O caso passou a ter efeitos previstos na Lei da Ficha Limpa, que estabelece restrições à candidatura de pessoas condenadas por órgãos colegiados em determinadas situações, mesmo quando ainda existem recursos em andamento.
Segundo a informação apresentada no caso, uma alteração na legislação aprovada em 2025 ampliou o período de inelegibilidade de oito para 12 anos.
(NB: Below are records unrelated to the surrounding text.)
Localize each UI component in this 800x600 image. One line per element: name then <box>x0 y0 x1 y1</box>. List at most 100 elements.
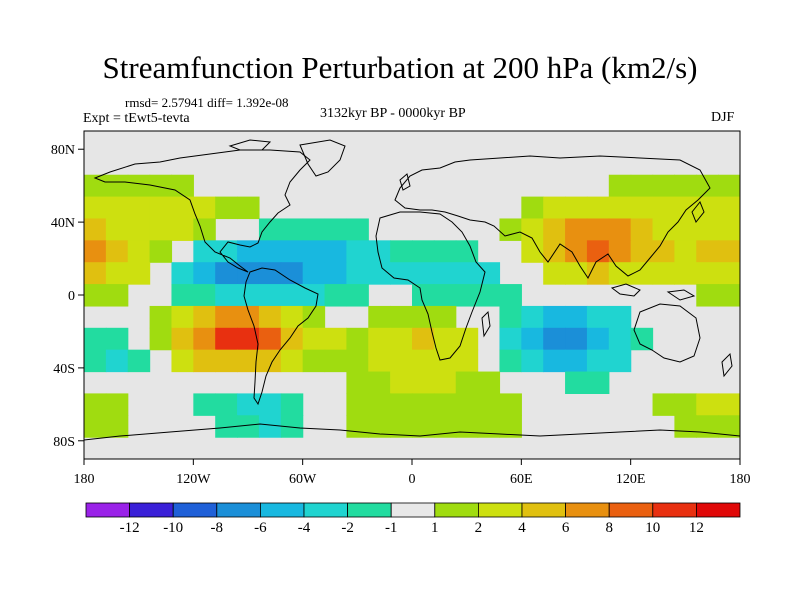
field-cell <box>499 284 522 307</box>
field-cell <box>302 240 326 263</box>
field-cell <box>390 327 413 351</box>
colorbar-label: -4 <box>298 520 311 536</box>
field-cell <box>696 393 719 416</box>
field-cell <box>412 393 435 416</box>
field-cell <box>149 240 173 263</box>
colorbar-label: 8 <box>605 520 613 536</box>
colorbar-swatch <box>565 502 610 518</box>
colorbar-swatch <box>521 502 566 518</box>
latitude-label: 80N <box>51 143 75 158</box>
field-cell <box>630 174 654 198</box>
field-cell <box>105 415 129 438</box>
field-cell <box>149 174 173 198</box>
plot-title: Streamfunction Perturbation at 200 hPa (… <box>102 50 698 85</box>
field-cell <box>346 393 369 416</box>
field-cell <box>499 218 522 241</box>
field-cell <box>237 305 260 329</box>
field-cell <box>499 349 522 373</box>
field-cell <box>302 349 326 373</box>
field-cell <box>105 174 129 198</box>
statistics-label: rmsd= 2.57941 diff= 1.392e-08 <box>125 95 289 110</box>
field-cell <box>215 349 238 373</box>
coastline-antarctica <box>84 423 740 441</box>
field-cell <box>324 240 347 263</box>
coastline-africa <box>375 211 486 361</box>
field-cell <box>586 327 610 351</box>
field-cell <box>105 262 129 285</box>
field-cell <box>171 218 194 241</box>
field-cell <box>565 305 588 329</box>
field-cell <box>193 284 216 307</box>
colorbar-swatch <box>216 502 261 518</box>
field-cell <box>171 196 194 220</box>
field-cell <box>346 327 369 351</box>
field-cell <box>390 393 413 416</box>
colorbar-label: -10 <box>163 520 183 536</box>
field-cell <box>412 262 435 285</box>
longitude-label: 120W <box>176 472 211 487</box>
field-cell <box>105 218 129 241</box>
colorbar-swatch <box>129 502 174 518</box>
field-cell <box>258 327 282 351</box>
field-cell <box>433 305 457 329</box>
field-cell <box>433 240 457 263</box>
latitude-label: 40N <box>51 216 75 231</box>
field-cell <box>718 196 740 220</box>
field-cell <box>718 284 740 307</box>
field-cell <box>652 393 675 416</box>
field-cell <box>455 262 479 285</box>
field-cell <box>302 284 326 307</box>
field-cell <box>433 327 457 351</box>
colorbar-label: -12 <box>120 520 140 536</box>
field-cell <box>630 196 654 220</box>
colorbar-swatch <box>85 502 130 518</box>
field-cell <box>258 218 282 241</box>
field-cell <box>302 262 326 285</box>
season-label: DJF <box>711 110 735 125</box>
latitude-label: 0 <box>68 289 75 304</box>
field-cell <box>565 327 588 351</box>
field-cell <box>324 349 347 373</box>
field-cell <box>718 240 740 263</box>
field-cell <box>543 218 566 241</box>
field-cell <box>433 393 457 416</box>
longitude-label: 0 <box>409 472 416 487</box>
colorbar-swatch <box>608 502 654 518</box>
colorbar-label: 4 <box>518 520 526 536</box>
field-cell <box>84 240 107 263</box>
field-cell <box>565 240 588 263</box>
field-cell <box>171 174 194 198</box>
field-cell <box>543 349 566 373</box>
field-cell <box>652 240 675 263</box>
field-cell <box>171 327 194 351</box>
field-cell <box>565 196 588 220</box>
field-cell <box>433 371 457 394</box>
longitude-label: 180 <box>74 472 95 487</box>
field-cell <box>84 393 107 416</box>
field-cell <box>565 371 588 394</box>
field-cell <box>84 284 107 307</box>
field-cell <box>412 371 435 394</box>
field-cell <box>127 218 151 241</box>
coastline-uk <box>399 173 411 191</box>
field-cell <box>193 262 216 285</box>
field-cell <box>696 218 719 241</box>
field-cell <box>346 240 369 263</box>
colorbar-label: 1 <box>431 520 439 536</box>
colorbar-swatch <box>434 502 479 518</box>
field-cell <box>127 240 151 263</box>
colorbar-label: 2 <box>475 520 483 536</box>
field-cell <box>543 327 566 351</box>
field-cell <box>237 262 260 285</box>
field-cell <box>368 262 391 285</box>
axis-ticks <box>78 148 741 465</box>
field-cell <box>412 415 435 438</box>
field-cell <box>696 196 719 220</box>
field-cell <box>127 349 151 373</box>
field-cell <box>237 196 260 220</box>
field-cell <box>521 305 544 329</box>
colorbar-swatch <box>347 502 392 518</box>
colorbar-label: 10 <box>645 520 660 536</box>
field-cell <box>105 196 129 220</box>
field-cell <box>499 327 522 351</box>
A aplicação dessa mudança, porém, é alvo de discussão jurídica no caso de Garotinho.
Em comunicado divulgado nas redes sociais, a defesa do ex-governador afirma que o período de inelegibilidade já teria terminado em 31 de julho de 2026, após oito anos. Os advogados também classificaram o processo como resultado de “perseguições”.
A situação eleitoral de Garotinho ainda deverá ser analisada pela Justiça Eleitoral, que definirá os efeitos da decisão sobre uma eventual candidatura nas eleições deste ano.